Figure 7.

RNF13 induces LAMP‐1 degradation by mediating K48‐linked polyubiquitination on its K128 position and is involved in RA pathogenesis. A) Co‐immunoprecipitation analysis of K48‐linked polyubiquitination mediated by RNF13 on different LAMP‐1 point mutants in HEK293T cells transfected with RNF13, K48 ubiquitin (Ub) and different point mutants of LAMP‐1, and treated with MG132 (3 µM) for 5 h. B) Western blot assay of RNF13 (WT and K266R) and LAMP‐1′s effect on TLR4 signaling pathway in Lamp1 ^+/+, Lamp1 ^−/− RAW264.7 cells and Lamp1 ^−/− RAW264.7 cells overexpressed by LAMP‐1, transfected with WT or K266R of RNF13 and treated with or without LPS (100 ng mL⁻¹) for 3 h.

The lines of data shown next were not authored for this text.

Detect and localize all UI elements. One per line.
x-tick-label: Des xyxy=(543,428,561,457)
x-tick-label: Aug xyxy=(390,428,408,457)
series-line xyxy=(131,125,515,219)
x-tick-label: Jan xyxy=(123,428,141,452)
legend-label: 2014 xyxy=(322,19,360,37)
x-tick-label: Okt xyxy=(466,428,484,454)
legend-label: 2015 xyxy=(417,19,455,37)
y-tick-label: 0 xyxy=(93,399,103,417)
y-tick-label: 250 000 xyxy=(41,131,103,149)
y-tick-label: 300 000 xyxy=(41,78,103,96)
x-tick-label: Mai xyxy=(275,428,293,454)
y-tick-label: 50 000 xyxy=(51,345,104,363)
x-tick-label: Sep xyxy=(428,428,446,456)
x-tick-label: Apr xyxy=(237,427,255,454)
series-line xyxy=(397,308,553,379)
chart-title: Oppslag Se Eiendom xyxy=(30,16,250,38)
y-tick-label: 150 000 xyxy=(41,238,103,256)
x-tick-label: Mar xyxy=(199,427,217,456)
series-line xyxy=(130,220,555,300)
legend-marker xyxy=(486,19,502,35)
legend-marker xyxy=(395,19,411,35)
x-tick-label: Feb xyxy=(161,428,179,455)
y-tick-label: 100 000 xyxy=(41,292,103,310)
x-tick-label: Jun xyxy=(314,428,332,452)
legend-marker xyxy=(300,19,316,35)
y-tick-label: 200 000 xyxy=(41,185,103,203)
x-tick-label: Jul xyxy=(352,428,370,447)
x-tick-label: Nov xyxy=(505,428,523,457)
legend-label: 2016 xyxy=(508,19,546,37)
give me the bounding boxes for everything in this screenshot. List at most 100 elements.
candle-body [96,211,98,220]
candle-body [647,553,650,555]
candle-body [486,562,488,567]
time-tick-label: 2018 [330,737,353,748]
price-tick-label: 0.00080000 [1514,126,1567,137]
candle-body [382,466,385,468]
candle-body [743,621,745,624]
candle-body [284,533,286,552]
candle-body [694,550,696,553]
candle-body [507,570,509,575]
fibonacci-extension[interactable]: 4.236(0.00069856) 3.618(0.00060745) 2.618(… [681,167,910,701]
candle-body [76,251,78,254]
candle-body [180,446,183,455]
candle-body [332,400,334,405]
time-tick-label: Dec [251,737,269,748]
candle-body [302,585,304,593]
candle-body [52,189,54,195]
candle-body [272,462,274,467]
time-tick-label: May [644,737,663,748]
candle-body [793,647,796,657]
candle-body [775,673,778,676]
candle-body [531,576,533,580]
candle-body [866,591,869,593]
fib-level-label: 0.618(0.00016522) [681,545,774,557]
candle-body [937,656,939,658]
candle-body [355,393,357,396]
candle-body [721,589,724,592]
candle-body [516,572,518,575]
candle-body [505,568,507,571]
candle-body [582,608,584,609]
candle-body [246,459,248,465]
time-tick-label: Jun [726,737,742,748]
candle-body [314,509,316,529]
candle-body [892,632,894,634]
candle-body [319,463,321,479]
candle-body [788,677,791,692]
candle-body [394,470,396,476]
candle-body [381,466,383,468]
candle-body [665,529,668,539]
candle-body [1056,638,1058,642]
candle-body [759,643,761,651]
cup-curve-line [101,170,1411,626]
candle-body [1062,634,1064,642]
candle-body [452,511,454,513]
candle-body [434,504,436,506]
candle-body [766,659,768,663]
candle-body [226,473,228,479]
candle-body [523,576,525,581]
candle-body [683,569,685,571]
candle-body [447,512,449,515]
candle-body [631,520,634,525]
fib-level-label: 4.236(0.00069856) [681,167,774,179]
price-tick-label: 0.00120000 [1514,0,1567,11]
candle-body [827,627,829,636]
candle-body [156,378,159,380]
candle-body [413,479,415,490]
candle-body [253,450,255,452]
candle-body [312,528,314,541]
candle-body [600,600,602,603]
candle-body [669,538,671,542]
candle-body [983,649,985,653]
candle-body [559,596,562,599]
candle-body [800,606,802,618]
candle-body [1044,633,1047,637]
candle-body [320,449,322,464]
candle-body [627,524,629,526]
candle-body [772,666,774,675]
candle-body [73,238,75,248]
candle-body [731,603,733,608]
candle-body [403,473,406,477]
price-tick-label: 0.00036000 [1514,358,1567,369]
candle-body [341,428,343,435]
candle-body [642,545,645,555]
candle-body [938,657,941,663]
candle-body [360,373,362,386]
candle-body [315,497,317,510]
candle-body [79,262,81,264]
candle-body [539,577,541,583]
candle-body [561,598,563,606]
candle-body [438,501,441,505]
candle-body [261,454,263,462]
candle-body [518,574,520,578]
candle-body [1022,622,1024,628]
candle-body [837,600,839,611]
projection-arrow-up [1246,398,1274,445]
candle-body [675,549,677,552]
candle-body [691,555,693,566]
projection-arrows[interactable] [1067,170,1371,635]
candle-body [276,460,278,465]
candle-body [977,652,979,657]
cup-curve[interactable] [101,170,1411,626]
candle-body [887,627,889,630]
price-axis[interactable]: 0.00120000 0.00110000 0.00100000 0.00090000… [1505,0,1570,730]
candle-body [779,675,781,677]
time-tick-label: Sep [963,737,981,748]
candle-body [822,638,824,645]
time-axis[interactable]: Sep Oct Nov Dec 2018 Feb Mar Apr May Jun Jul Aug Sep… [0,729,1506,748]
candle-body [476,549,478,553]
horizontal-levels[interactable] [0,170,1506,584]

C) Relative intensity of RNF13 and LAMP‐1 in PBMCs from HC and RA patients that is calculated by the ImageJ program (Up). Western blot analysis of RNF13 and LAMP‐1 in PBMCs from HC and RA patients (Down). D) Co‐immunoprecipitation analysis of hydroxychloroquine's (HCQ) effect on polyubiquitination of RNF13 in THP‐1 cells transfected with V5‐RNF13 or not and treated with LPS (100 ng mL⁻¹) for 3 h or not. E) Proposed working model for RNF13 as a positive regulator of endosomal TLRs‐mediated inflammatory response by targeting LAMP‐1 for K48‐linked polyubiquitination and degradation. Data are representative of three independent experiments (A, B, D) or shown as mean ± SD of n = 14 biological replicates (C), two‐tailed unpaired Student's t‐test (C).